I took a punt and added a php.ini file to the configuration of a compose stack to test this out :

services:
  laravel-docker:
    container_name: laravel-docker
    build: .
    volumes:
      - ./laravel-app:/var/www/html
      - ./custom-php.ini:/usr/local/etc/php/php.ini

using a php.ini file to add to the running container with :

memory_limit = 256M
upload_max_filesize = 64M
post_max_size = 64M

And the above cryptic error went away. Typically web servers have ‘sensible defaults’ for things like image sizes and memory allocations. These are quite often not enough for things involving users uploading anything beyond a couple of meg and since when has anything been less than a meg since before 2000 and we still used floppy disks.

A second problem and this time directly connected to there being a front facing load balancer ahead of the same PHP and Laravel app was a server side log of the type 401 errors being logged but without any great detail on the server side and again, when uploading images.

The cause of this was Laravel itself this time where its security settings by default distrust proxies that sit upstream.

The addition of protected $proxies = '*'; to one of its configuration files app/Http/Middleware/TrustProxies.php being a logical choice to make in dynamically configured environments such as kubernetes, docker, swarm and others. If you were deploying in a traditional data center where the load balancer(s) are fixed and known addresses, we would not use * here, rather the known address(es).

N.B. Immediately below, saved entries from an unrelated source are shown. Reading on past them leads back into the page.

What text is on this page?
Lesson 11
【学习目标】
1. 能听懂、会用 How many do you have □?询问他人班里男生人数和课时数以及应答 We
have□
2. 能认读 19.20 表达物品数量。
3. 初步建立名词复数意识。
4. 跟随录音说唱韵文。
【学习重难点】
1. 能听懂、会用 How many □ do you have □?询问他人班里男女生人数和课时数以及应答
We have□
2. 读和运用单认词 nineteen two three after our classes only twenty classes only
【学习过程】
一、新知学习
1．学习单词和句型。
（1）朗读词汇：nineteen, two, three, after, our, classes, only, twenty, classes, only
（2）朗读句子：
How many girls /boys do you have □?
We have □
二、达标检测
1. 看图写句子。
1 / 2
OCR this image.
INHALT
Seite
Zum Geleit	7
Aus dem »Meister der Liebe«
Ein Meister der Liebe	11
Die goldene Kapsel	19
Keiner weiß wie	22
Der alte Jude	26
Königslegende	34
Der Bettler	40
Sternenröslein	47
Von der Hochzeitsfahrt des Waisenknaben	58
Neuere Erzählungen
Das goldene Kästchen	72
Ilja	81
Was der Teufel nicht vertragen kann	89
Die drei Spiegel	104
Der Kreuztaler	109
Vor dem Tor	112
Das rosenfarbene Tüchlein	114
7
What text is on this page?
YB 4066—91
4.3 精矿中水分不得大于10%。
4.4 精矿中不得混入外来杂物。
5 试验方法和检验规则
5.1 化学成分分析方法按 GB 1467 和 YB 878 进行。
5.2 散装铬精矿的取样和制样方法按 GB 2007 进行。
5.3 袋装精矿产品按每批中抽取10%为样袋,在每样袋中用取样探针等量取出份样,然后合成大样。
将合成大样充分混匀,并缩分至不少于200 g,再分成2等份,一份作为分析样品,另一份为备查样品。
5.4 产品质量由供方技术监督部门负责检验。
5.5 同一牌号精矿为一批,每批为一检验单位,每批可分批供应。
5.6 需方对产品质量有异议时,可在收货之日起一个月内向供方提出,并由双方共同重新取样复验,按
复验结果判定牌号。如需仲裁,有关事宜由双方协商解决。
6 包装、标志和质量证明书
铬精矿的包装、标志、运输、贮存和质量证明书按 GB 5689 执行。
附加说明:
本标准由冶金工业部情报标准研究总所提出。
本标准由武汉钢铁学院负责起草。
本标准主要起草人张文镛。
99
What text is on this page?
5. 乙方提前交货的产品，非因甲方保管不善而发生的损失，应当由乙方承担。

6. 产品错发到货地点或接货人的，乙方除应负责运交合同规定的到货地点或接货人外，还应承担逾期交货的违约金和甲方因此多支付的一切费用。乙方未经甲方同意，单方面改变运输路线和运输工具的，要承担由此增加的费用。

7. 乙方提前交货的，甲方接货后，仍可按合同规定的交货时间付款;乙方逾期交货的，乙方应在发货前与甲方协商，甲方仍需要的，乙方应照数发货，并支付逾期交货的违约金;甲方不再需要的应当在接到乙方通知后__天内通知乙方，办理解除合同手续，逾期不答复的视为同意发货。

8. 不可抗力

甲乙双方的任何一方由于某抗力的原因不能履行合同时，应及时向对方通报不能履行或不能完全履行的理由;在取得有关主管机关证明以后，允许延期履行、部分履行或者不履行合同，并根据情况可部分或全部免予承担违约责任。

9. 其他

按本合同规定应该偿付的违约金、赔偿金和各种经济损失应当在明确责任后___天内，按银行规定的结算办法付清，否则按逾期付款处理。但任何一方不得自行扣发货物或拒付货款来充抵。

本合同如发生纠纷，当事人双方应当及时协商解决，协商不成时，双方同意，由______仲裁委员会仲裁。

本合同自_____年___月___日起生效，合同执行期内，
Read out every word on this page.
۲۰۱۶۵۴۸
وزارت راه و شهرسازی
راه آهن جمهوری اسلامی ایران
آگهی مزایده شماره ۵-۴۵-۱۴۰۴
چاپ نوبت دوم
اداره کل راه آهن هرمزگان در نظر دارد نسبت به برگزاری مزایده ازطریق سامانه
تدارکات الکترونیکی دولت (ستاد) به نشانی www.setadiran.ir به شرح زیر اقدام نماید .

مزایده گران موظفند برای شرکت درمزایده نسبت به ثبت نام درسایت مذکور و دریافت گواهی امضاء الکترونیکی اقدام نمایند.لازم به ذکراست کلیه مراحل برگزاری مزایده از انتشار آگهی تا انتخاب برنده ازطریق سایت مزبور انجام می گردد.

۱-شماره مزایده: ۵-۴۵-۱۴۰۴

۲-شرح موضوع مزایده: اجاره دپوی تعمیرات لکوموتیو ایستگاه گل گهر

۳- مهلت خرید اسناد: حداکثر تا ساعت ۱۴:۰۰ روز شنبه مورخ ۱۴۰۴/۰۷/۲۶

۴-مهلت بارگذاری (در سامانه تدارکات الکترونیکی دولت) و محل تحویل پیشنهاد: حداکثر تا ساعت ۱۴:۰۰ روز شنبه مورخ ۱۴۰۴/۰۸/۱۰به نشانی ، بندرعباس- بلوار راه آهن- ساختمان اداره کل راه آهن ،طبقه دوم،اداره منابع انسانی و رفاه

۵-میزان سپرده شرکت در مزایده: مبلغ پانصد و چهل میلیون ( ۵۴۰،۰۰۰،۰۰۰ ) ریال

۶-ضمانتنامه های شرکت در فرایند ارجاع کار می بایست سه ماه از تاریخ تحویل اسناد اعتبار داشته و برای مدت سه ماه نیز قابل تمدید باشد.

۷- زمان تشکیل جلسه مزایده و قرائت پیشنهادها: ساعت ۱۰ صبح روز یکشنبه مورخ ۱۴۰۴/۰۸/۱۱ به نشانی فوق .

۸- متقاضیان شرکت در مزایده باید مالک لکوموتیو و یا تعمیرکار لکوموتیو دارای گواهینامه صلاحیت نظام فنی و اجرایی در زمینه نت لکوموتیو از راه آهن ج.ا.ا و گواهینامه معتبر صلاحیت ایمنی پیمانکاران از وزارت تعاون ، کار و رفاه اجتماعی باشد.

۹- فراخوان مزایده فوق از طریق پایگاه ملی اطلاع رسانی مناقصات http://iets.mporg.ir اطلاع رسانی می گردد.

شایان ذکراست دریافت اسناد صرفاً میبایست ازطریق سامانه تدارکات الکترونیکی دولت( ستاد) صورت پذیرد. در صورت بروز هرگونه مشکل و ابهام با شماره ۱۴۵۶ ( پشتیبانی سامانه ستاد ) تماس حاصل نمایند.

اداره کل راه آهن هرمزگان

So out of the box so to speak, ‘safe settings’ prevail that just breaks in modern application settings where configuration of ip addresses for routing and load balancing can be dynamic.

{
    /**
     * The trusted proxies for this application.
     *
     * @var array<int, string>|string|null
     */

    protected $proxies = '*';

I don’t know really if these sort of gotchas could be built in to application setups in the way many packages for example do this, such as tailwind in say astro where a sinlge command just sets up everything for you. In a production settings this would be truly challenging to implement safely in all instances and to be fair, you do need to know what is going on here and how best to deploy things so as to not leave services open to abuse.